Les médias anglo-saxons se sont longtemps étonnés de la relative “tolérance” des Français à l’égard de la vie privée de leurs dirigeants. Mais alors que les détails les plus intimes de la vie de DSK ont été révélés lors du procès dit “du Carlton”, le journaliste du New York Times Dan Bilefsky entrevoit un changement de tendance.
“L’affaire a libéré la France d’un tabou”, analyse-t-il dans un récent article, où il dresse le bilan du procès. Selon le journaliste américain, les récentes affaires du Sofitel de New York et du Carlton de Lille mettent à l’épreuve la culture très française du respect de la vie privée des hommes publics. S’il est fort probable que l’ancien directeur du FMI soit acquitté, l’affaire n’en aurait pas moins franchi un cap propre à “légitimer les dérives privées de tout dirigeant”.
“Une phase nouvelle”
“Avec DSK, nous entrons dans une phase nouvelle”, explique-t-il en citant directement le biographe de l’intéressé, Michel Taubmann, auteur de The May 2011 episode. Michel Taubmann y décrit la soirée du 14 mai 2011 comme le point de départ de cette nouvelle tendance. “Avant l’affaire du Sofitel à New York, tout le monde savait que DSK avait une vie privée controversée mais personne n’avait jusqu’alors osé en parler. Maintenant les gens n’hésitent plus à observer la vie privée des politiques par le trou de la serrure, mais contrairement aux Etats-Unis, en France ce n’est pas forcément pour une question de morale”. Une analyse que semble confirmer la très forte médiatisation de la liaison du président François Hollande avec l’actrice Julie Gayet, en février 2014.
Le journaliste rappelle que les excuses publiques “à la Clinton” ont longtemps été considérées en France comme “peu nécessaires, voire peu dignes”, avant d’ajouter que l’ancien directeur du FMI s’était contenté de répondre aux journalistes qu’il n’était pas jugé pour “son comportement sexuel”. Et pourtant le traitement de l’affaire a atteint un niveau d’indiscrétion qui surpasse certainement ce que l’ex-président américain Bill Clinton a été amené à endurer lors de la révélation de sa liaison avec Monica Lewinsky, en 1995.

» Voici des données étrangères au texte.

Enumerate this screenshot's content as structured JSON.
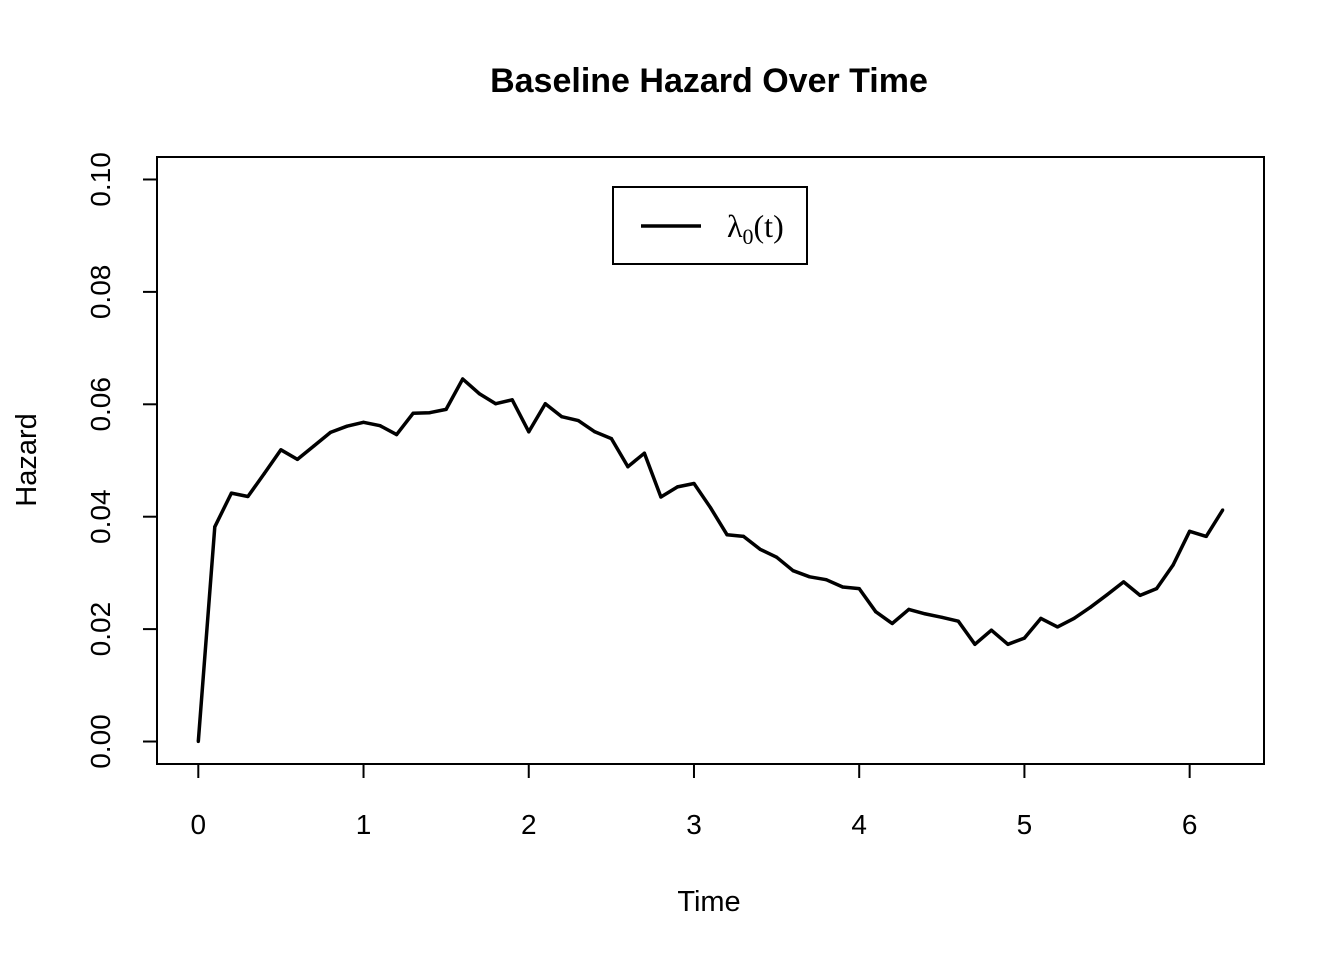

Une réaction “très française”
Malgré tout, “l’affaire aura eu l’avantage de révéler les limites de ce que les Français sont prêts à accepter de la part de leurs dirigeants. Pour beaucoup, Dominique Strauss-Kahn est allé trop loin”, analyse-t-il. De fait, depuis l’humiliation publique du Sofitel, où DSK s’est vu exposé menottes aux poignets face au monde entier, la chute à été vertigineuse : démission du FMI, divorce avec la journaliste Anne Sinclair, mise à l’écart de la sphère politique, déballage publique d’une vie privée peu conventionnelle… La liste est longue, et selon le journaliste “il fait peu de doutes que DSK est politiquement mort”.
Mais pour autant, “ nombreux sont ceux qui pensent qu’il est quelqu’un de trés compétent, notamment en économie, et qu’il a toujours un rôle à jouer. C’est très français!”, ajoute-t-il en citant un sondage du Parisien paru le 1er février, et dans lequel 79% des Français affirment que DSK aurait fait un meilleur président que François Hollande. Et de trancher sur la question : “Ce ne sont pas tant ces scènes de libertinage exposées au tribunal qui ont semblé offenser les Français, mais plutôt l’inconscience d’un homme qui se croyait invincible”.